Perché il prete cristiano è consapevole delle menzogne diffuse attraverso il suo credo. Egli sa che quanto sta dicendo è menzogna; per questo deve mettersi al riparo da chi potrebbe smascherare quella menzogna. Il prete cristiano si nutre della menzogna, la menzogna gli consente di vivere e di imperare sugli Esseri Umani, la menzogna è egli stesso. Egli deve intervenire sugli individui del Sistema Sociale affinché aderiscano a quella menzogna. La menzogna diventa la costante nella quale costringere gli individui. Per questo motivo il cristiano afferma che la verità rende liberi. Infatti, spacciando per verità le proprie menzogne, la Libertà, per il cristianesimo, è l'assoggettamento dell'individuo a quelle menzogne che i suoi preti si sforzano di propagandare per verità! Attraverso questo il cristiano uccide ogni cammino di Libertà in quanto l'unica Libertà concepita dal cristianesimo è l'adesione acritica alle sue menzogne. Alla sua "verità di fede". Per questo motivo l'indottrinamento cristiano avviene fin dal primo giorno di vita attraverso l'imposizione di un atto di sottomissione (il battesimo) equivalente al cannibalismo, per quanto riguarda il bambino, e l'impegno dei genitori e degli astanti per costringere questo bambino ad aderire alla menzogna cristiana.
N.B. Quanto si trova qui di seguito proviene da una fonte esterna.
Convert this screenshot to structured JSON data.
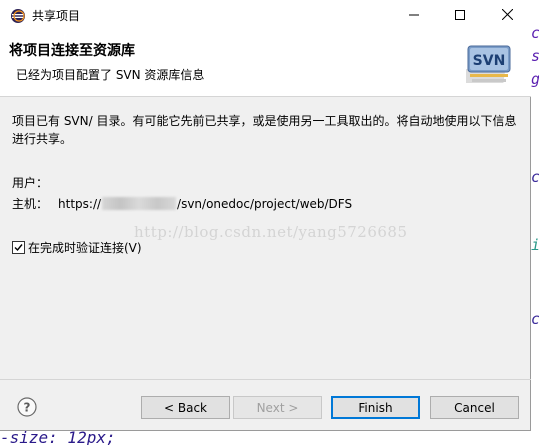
{
  "window": {
    "title": "共享项目",
    "app_icon": "eclipse-icon",
    "controls": {
      "minimize": "minimize-icon",
      "maximize": "maximize-icon",
      "close": "close-icon"
    }
  },
  "header": {
    "title": "将项目连接至资源库",
    "subtitle": "已经为项目配置了 SVN 资源库信息",
    "logo_text": "SVN"
  },
  "body": {
    "description": "项目已有 SVN/ 目录。有可能它先前已共享，或是使用另一工具取出的。将自动地使用以下信息进行共享。",
    "user_label": "用户：",
    "host_label": "主机：",
    "host_prefix": "https://",
    "host_suffix": "/svn/onedoc/project/web/DFS",
    "watermark": "http://blog.csdn.net/yang5726685",
    "validate_checkbox": {
      "label": "在完成时验证连接(V)",
      "checked": true
    }
  },
  "footer": {
    "help_icon": "help-icon",
    "back_label": "< Back",
    "next_label": "Next >",
    "finish_label": "Finish",
    "cancel_label": "Cancel"
  },
  "background": {
    "bottom_text": "-size: 12px;"
  },
  "colors": {
    "dialog_bg": "#f0f0f0",
    "header_bg": "#ffffff",
    "default_button_border": "#0078d7",
    "disabled_text": "#a0a0a0",
    "watermark": "#d4d4d4"
  }
}
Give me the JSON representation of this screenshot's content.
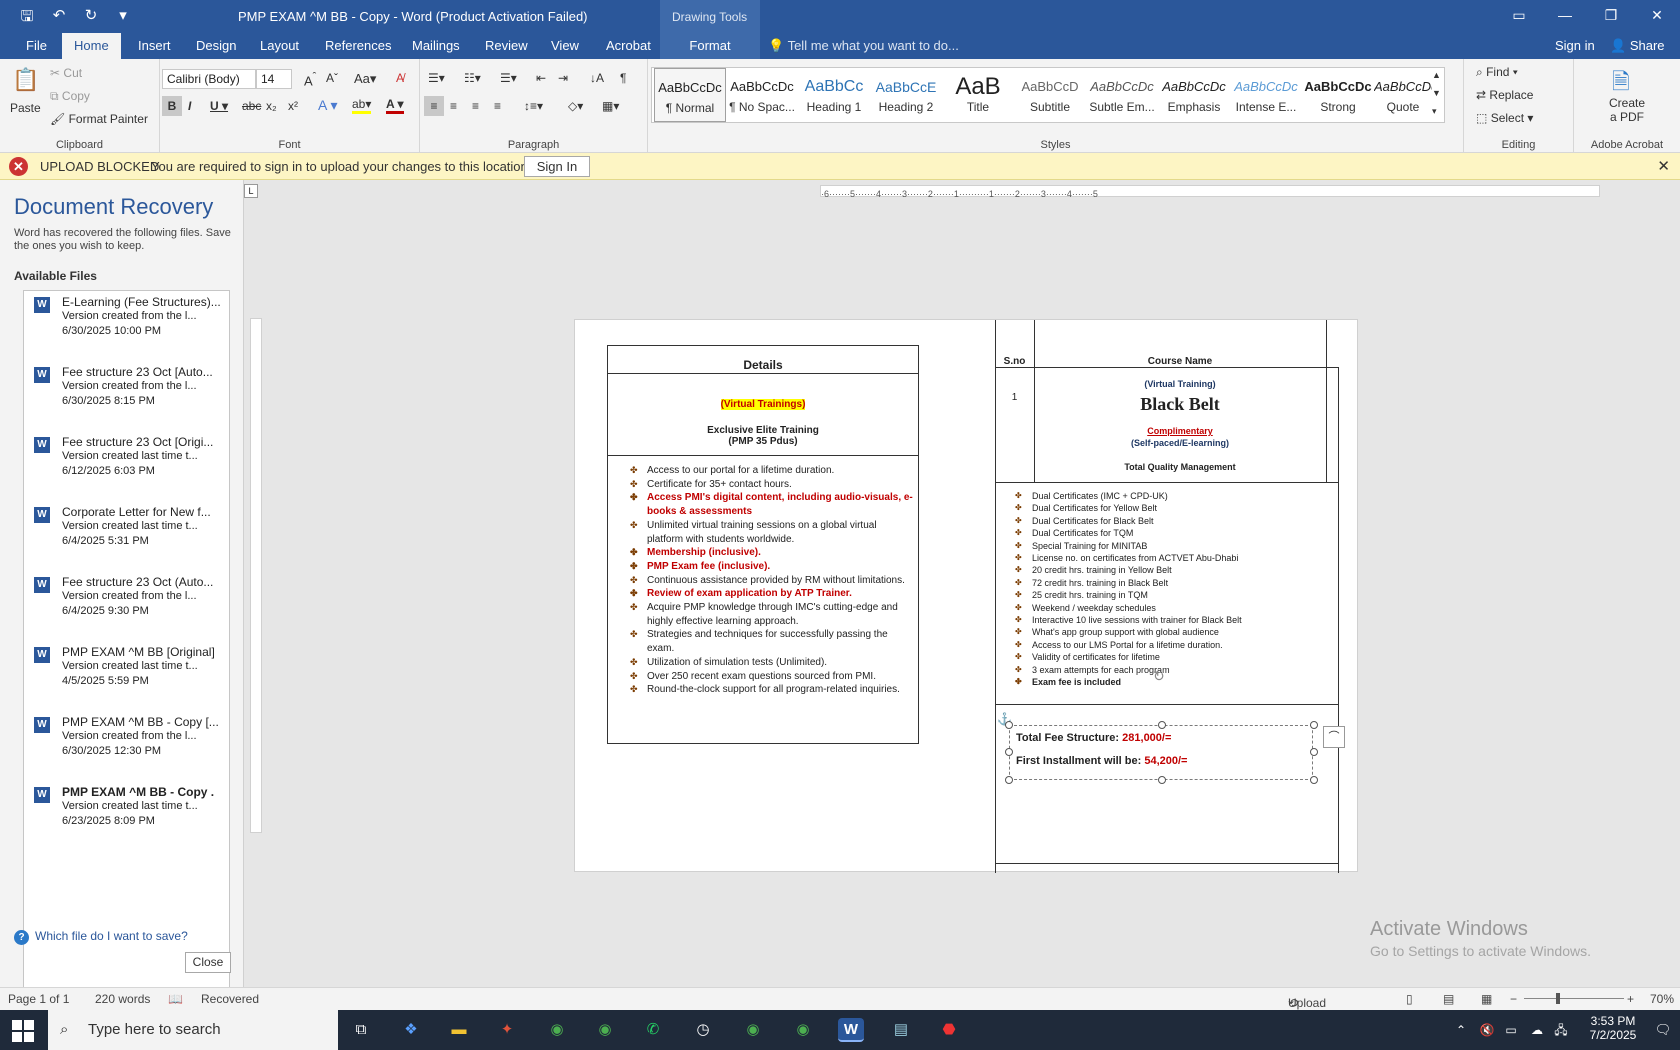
{
  "window": {
    "title": "PMP EXAM ^M BB - Copy - Word (Product Activation Failed)",
    "context_tab_group": "Drawing Tools"
  },
  "tabs": [
    "File",
    "Home",
    "Insert",
    "Design",
    "Layout",
    "References",
    "Mailings",
    "Review",
    "View",
    "Acrobat",
    "Format"
  ],
  "tell_me": "Tell me what you want to do...",
  "sign_in": "Sign in",
  "share": "Share",
  "ribbon": {
    "clipboard": {
      "paste": "Paste",
      "cut": "Cut",
      "copy": "Copy",
      "format_painter": "Format Painter",
      "label": "Clipboard"
    },
    "font": {
      "name": "Calibri (Body)",
      "size": "14",
      "label": "Font"
    },
    "paragraph": {
      "label": "Paragraph"
    },
    "styles": {
      "label": "Styles",
      "items": [
        {
          "sample": "AaBbCcDc",
          "name": "¶ Normal"
        },
        {
          "sample": "AaBbCcDc",
          "name": "¶ No Spac..."
        },
        {
          "sample": "AaBbCc",
          "name": "Heading 1"
        },
        {
          "sample": "AaBbCcE",
          "name": "Heading 2"
        },
        {
          "sample": "AaB",
          "name": "Title"
        },
        {
          "sample": "AaBbCcD",
          "name": "Subtitle"
        },
        {
          "sample": "AaBbCcDc",
          "name": "Subtle Em..."
        },
        {
          "sample": "AaBbCcDc",
          "name": "Emphasis"
        },
        {
          "sample": "AaBbCcDc",
          "name": "Intense E..."
        },
        {
          "sample": "AaBbCcDc",
          "name": "Strong"
        },
        {
          "sample": "AaBbCcDc",
          "name": "Quote"
        }
      ]
    },
    "editing": {
      "find": "Find",
      "replace": "Replace",
      "select": "Select",
      "label": "Editing"
    },
    "acrobat": {
      "create": "Create",
      "pdf": "a PDF",
      "label": "Adobe Acrobat"
    }
  },
  "message_bar": {
    "title": "UPLOAD BLOCKED",
    "text": "You are required to sign in to upload your changes to this location.",
    "button": "Sign In"
  },
  "recovery": {
    "heading": "Document Recovery",
    "desc": "Word has recovered the following files. Save the ones you wish to keep.",
    "available": "Available Files",
    "files": [
      {
        "name": "E-Learning (Fee Structures)...",
        "note": "Version created from the l...",
        "date": "6/30/2025 10:00 PM"
      },
      {
        "name": "Fee structure 23 Oct  [Auto...",
        "note": "Version created from the l...",
        "date": "6/30/2025 8:15 PM"
      },
      {
        "name": "Fee structure 23 Oct  [Origi...",
        "note": "Version created last time t...",
        "date": "6/12/2025 6:03 PM"
      },
      {
        "name": "Corporate Letter for New f...",
        "note": "Version created last time t...",
        "date": "6/4/2025 5:31 PM"
      },
      {
        "name": "Fee structure 23 Oct (Auto...",
        "note": "Version created from the l...",
        "date": "6/4/2025 9:30 PM"
      },
      {
        "name": "PMP EXAM ^M BB  [Original]",
        "note": "Version created last time t...",
        "date": "4/5/2025 5:59 PM"
      },
      {
        "name": "PMP EXAM ^M BB - Copy  [...",
        "note": "Version created from the l...",
        "date": "6/30/2025 12:30 PM"
      },
      {
        "name": "PMP EXAM ^M BB - Copy .",
        "note": "Version created last time t...",
        "date": "6/23/2025 8:09 PM"
      }
    ],
    "help": "Which file do I want to save?",
    "close": "Close"
  },
  "document": {
    "left": {
      "header": "Details",
      "virtual": "(Virtual Trainings)",
      "exclusive": "Exclusive Elite Training",
      "pdus": "(PMP 35 Pdus)",
      "bullets": [
        {
          "t": "Access to our portal for a lifetime duration.",
          "red": false
        },
        {
          "t": "Certificate for 35+ contact hours.",
          "red": false
        },
        {
          "t": "Access PMI's digital content, including audio-visuals, e-books & assessments",
          "red": true
        },
        {
          "t": "Unlimited virtual training sessions on a global virtual platform with students worldwide.",
          "red": false
        },
        {
          "t": "Membership (inclusive).",
          "red": true
        },
        {
          "t": "PMP Exam fee (inclusive).",
          "red": true
        },
        {
          "t": "Continuous assistance provided by RM without limitations.",
          "red": false
        },
        {
          "t": " Review of exam application by ATP Trainer.",
          "red": true
        },
        {
          "t": "Acquire PMP knowledge through IMC's cutting-edge and highly effective learning approach.",
          "red": false
        },
        {
          "t": "Strategies and techniques for successfully passing the exam.",
          "red": false
        },
        {
          "t": "Utilization of simulation tests (Unlimited).",
          "red": false
        },
        {
          "t": "Over 250 recent exam questions sourced from PMI.",
          "red": false
        },
        {
          "t": "Round-the-clock support for all program-related inquiries.",
          "red": false
        }
      ]
    },
    "right": {
      "sno": "S.no",
      "course": "Course Name",
      "num": "1",
      "virtual": "(Virtual Training)",
      "belt": "Black Belt",
      "complimentary": "Complimentary",
      "self": "(Self-paced/E-learning)",
      "tqm": "Total Quality Management",
      "bullets": [
        "Dual Certificates (IMC + CPD-UK)",
        "Dual Certificates for Yellow Belt",
        "Dual Certificates for Black Belt",
        "Dual Certificates for  TQM",
        "Special Training for MINITAB",
        "License no. on certificates from ACTVET Abu-Dhabi",
        "20 credit hrs. training in Yellow Belt",
        "72 credit hrs. training in Black Belt",
        "25 credit hrs. training in  TQM",
        "Weekend / weekday schedules",
        "Interactive 10 live sessions with trainer for Black Belt",
        "What's app group support with global audience",
        "Access to our LMS Portal for a lifetime duration.",
        "Validity of certificates for lifetime",
        "3 exam attempts for each program",
        "Exam fee is included"
      ],
      "fee_label": "Total Fee Structure: ",
      "fee_value": "281,000/=",
      "inst_label": "First Installment will be: ",
      "inst_value": "54,200/="
    }
  },
  "status": {
    "page": "Page 1 of 1",
    "words": "220 words",
    "recovered": "Recovered",
    "upload": "Upload Failed",
    "zoom": "70%"
  },
  "taskbar": {
    "search": "Type here to search",
    "time": "3:53 PM",
    "date": "7/2/2025"
  },
  "watermark": {
    "line1": "Activate Windows",
    "line2": "Go to Settings to activate Windows."
  },
  "ruler": {
    "h": "·6·······5·······4·······3·······2·······1··········1·······2·······3·······4·······5"
  },
  "colors": {
    "accent": "#2b579a",
    "error": "#cc3333",
    "red_text": "#c00000"
  }
}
Costringerlo a pregare appena parla, approvare tutti i suoi gesti di sottomissione (come il mettersi in ginocchio, farsi il segno della croce passando davanti ad una chiesa, recitare preghiere ecc. ecc.), disapprovare e punire violentemente ogni atto di ribellione alla sottomissione (come l'imprecazione all'assillo soffocante del macellaio di Sodoma e Gomorra e i suoi servi che i cristiani chiamano bestemmia). Con questa azione, sistematica e quotidiana si spezzano le ali del bambino impedendogli di librarsi nel cielo della Conoscenza e della Consapevolezza costringendolo ad aderire, facendola propria, alla menzogna cristiana spacciandola per verità. Il condizionamento educazionale così imposto distrugge ogni possibilità di relazione col circostante convincendolo di essere stato creato ad immagine e somiglianza del suo immaginato dio e che non esiste nulla oltre a quello che i suoi sensi, bloccati e sottomessi, sono in grado di percepire.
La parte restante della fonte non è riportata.